Video and the Supreme Court

Its disturbing that even newly appointed Justices don't want oral arguments videotaped. The highest courts of most Western nations now permit it, and the Court could stand to have a little more transparency. Not all of us can afford to go to Washington and then stand on line overnight to watch oral argument in an important case. Taping the arguments would do a lot of good in what is supposed to be a democracy with the metadata and process exposed.

"Russian Legislator's Body is Found in a Barrel Filled With Concrete"

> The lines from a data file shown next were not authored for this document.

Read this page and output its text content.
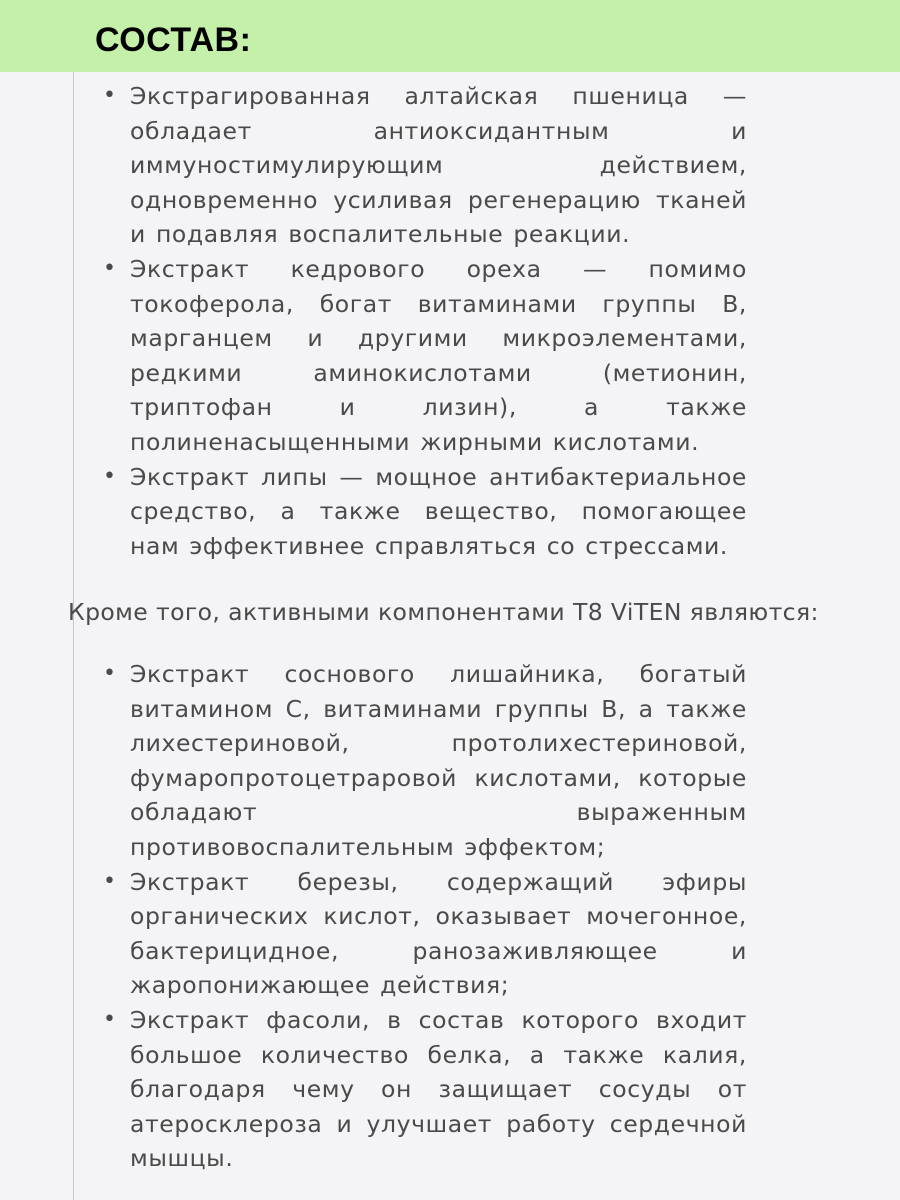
СОСТАВ:
• Экстрагированная алтайская пшеница — обладает антиоксидантным и иммуностимулирующим действием, одновременно усиливая регенерацию тканей и подавляя воспалительные реакции.
• Экстракт кедрового ореха — помимо токоферола, богат витаминами группы В, марганцем и другими микроэлементами, редкими аминокислотами (метионин, триптофан и лизин), а также полиненасыщенными жирными кислотами.
• Экстракт липы — мощное антибактериальное средство, а также вещество, помогающее нам эффективнее справляться со стрессами.

Кроме того, активными компонентами Т8 ViTEN являются:

• Экстракт соснового лишайника, богатый витамином С, витаминами группы В, а также лихестериновой, протолихестериновой, фумаропротоцетраровой кислотами, которые обладают выраженным противовоспалительным эффектом;
• Экстракт березы, содержащий эфиры органических кислот, оказывает мочегонное, бактерицидное, ранозаживляющее и жаропонижающее действия;
• Экстракт фасоли, в состав которого входит большое количество белка, а также калия, благодаря чему он защищает сосуды от атеросклероза и улучшает работу сердечной мышцы.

That evocatively titled New York Times story, for February 19, confirms a suspicion that the government of Vladimir Putin is morally and practically indistinguishable from the Mafia. The politician in question, Mikhail Pakomov, was a young celebrity in Putin's party, but had confronted another ex-minister over construction industry corruption in a classic "disagreed with something that ate him" scenario. Kleptocracy and the rule of law are completely inconsistent. I hope things will moderate post-Putin.

Moderating rhetoric

What a difference a year or two has made and the loss of an election. The Republicans have backed some distance away from their rhetoric of violence and illegitimacy, stopped trying to portray the victory of a centrist Democrat as the end of the republic. But there remains, exacerbated by the Tea Party contingent, a lack of common ground, of the perception that America is an enterprise we have to run together. I have been reading about the fifth century Athenians, who certainly aren't all that they're cracked up to be: neither as democratic or as protective of free speech as we tend to imagine them. but the one thing they had down pat was it was their damn city, rich and poor, millionaire and shipwright. There was none of this faction, no adversarial crap, and when it finally began as the years shaded into the fourth century, the democracy ended.

Patriot games

The Supremes just held that Americans such as journalists who interview terrorists can't challenge increasingly all inclusive government surveillance because they have no standing. Its a classic Catch 22: executive secrecy means we don't know for sure who's being watched, but you can't sue to find out because you can't prove its happening. So you have to know already, in order to find out.

I feel a bit as if I have a split personalty, observing Obama: out of one set of eyes, I see a Democrat who achieved what Truman, Johnson, Nixon and Clinton could not, a step closer to national health insurance. Through other eyes, I also see a man who has run the national security state through the goalposts and into the next county.

Vatican irony deficiency

The Church's greatest argument against "secular humanism" (I am a secular humanist, proud to be one) has always been that, if you don't believe in God, everything is permitted! Society will fall into random evil! Molesting children, for example! Oh, wait, that's what the true believers have been doing, and covering up, these last sixty or seventy years, maybe longer. But maybe, at some point, they can blame the fact their are secular humanists in the world for their own sins, the way capital L Libertarians blame the violence in Somalia on the shreds of government that are left. Always blame someone else, vaunt your own integrity.